The CLR will detect attempts to initiate a funceval and fail gracefully if the thread is not at FE safe point.. In V1.1, this mean ICDEval::CallFunction would return CORDBG_E_FUNC_EVAL_BAD_START_POINT. However, there are so many different ways to fail an eval, and so one catch-all error is not very helpful to end users.
So late in V2, we added more error granularity. This is done by filtering the HR before we hand it back. If we’re about to return CORDBG_E_FUNC_EVAL_BAD_START_POINT, we check for several other conditions to see if we can return a more specific error code. We do this specifically to ensure that we don’t overzealously fail an eval.
The debugger can not reasonably do anything intelligent with these error codes beyond presenting a more descriptive message to the end-user. If a funceval fails for multiple reasons, the specific HR we return is arbitrary, though we try to return the HR describing most likely issue.
The new errors codes (defined in CorError.h) are:
- CORDBG_E_ILLEGAL_AT_GC_UNSAFE_POINT: The thread is not at a GC-safe point.

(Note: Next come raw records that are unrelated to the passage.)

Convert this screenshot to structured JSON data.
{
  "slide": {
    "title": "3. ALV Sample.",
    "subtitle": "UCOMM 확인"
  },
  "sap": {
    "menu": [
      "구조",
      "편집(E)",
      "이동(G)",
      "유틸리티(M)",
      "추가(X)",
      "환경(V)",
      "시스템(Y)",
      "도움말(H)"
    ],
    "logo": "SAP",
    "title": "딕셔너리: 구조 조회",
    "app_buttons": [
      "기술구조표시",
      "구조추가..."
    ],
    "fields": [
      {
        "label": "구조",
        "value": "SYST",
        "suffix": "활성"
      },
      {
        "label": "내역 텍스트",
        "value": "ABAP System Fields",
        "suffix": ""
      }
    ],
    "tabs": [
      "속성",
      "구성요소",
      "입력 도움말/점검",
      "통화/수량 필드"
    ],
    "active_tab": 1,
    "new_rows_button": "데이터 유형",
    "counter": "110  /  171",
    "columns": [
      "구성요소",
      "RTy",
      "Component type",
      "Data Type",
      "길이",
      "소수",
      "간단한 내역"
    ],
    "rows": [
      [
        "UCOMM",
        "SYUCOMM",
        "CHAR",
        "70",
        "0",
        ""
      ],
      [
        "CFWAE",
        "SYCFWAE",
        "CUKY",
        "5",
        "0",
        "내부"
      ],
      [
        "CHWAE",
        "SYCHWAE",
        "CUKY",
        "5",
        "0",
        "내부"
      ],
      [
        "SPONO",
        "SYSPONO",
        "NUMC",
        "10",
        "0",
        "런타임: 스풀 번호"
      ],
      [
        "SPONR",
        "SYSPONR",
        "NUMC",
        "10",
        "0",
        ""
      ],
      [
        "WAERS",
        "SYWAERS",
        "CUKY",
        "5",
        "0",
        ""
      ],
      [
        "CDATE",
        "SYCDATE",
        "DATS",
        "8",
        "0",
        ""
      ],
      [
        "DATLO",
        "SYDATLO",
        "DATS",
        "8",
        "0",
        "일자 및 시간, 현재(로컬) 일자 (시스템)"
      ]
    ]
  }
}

- CORDBG_E_ILLEGAL_IN_PROLOG: The thread is in the prolog.
- CORDBG_E_ILLEGAL_IN_NATIVE_CODE: The thread is in native code.
- CORDBG_E_ILLEGAL_IN_OPTIMIZED_CODE: The thread is in optimized code. We actually debated about this one. Optimized code is technically not a restriction for funceval. However, optimized code greatly increases your chances of being at a GC-unsafe point. We thought it would be a bad user experience to hammer them with a bunch of GC_UNSAFE_POINT failures at every spot in the optimized function. If you do happen to find a FE-safe spot in an optimized function, the eval will still succeed.
A debugger can use these HRs, along with other thread properties picked up by ICDThread::GetUserState and ICDThread::GetDebugState, to give descriptive messages about why a funceval may not be allowed. I hit the following playing around in VS:
- “Cannot evaluate expression because the current thread is stopped in the prolog of a function.” (CORDBG_E_ILLEGAL_IN_PROLOG)
- “Cannot evaluate expression because a thread is stopped at a point where garbage collection is impossible, possibly because the code is optimized”. (CORDBG_E_ILLEGAL_AT_GC_UNSAFE_POINT, CORDBG_E_ILLEGAL_IN_OPTIMIZED_CODE)
- “Cannot evaluate expression because the current thread is in a sleep, wait, or join.” (USER_WAIT_SLEEP_JOIN from ICDThread::GetUserState)
- “Cannot evaluate expression because a native frame is on top of the call stack.” (CORDBG_E_ILLEGAL_IN_NATIVE_CODE)
- “Cannot evaluate expression because the current thread is suspended.” (THREAD_SUSPEND from ICDThread::GetDebugState).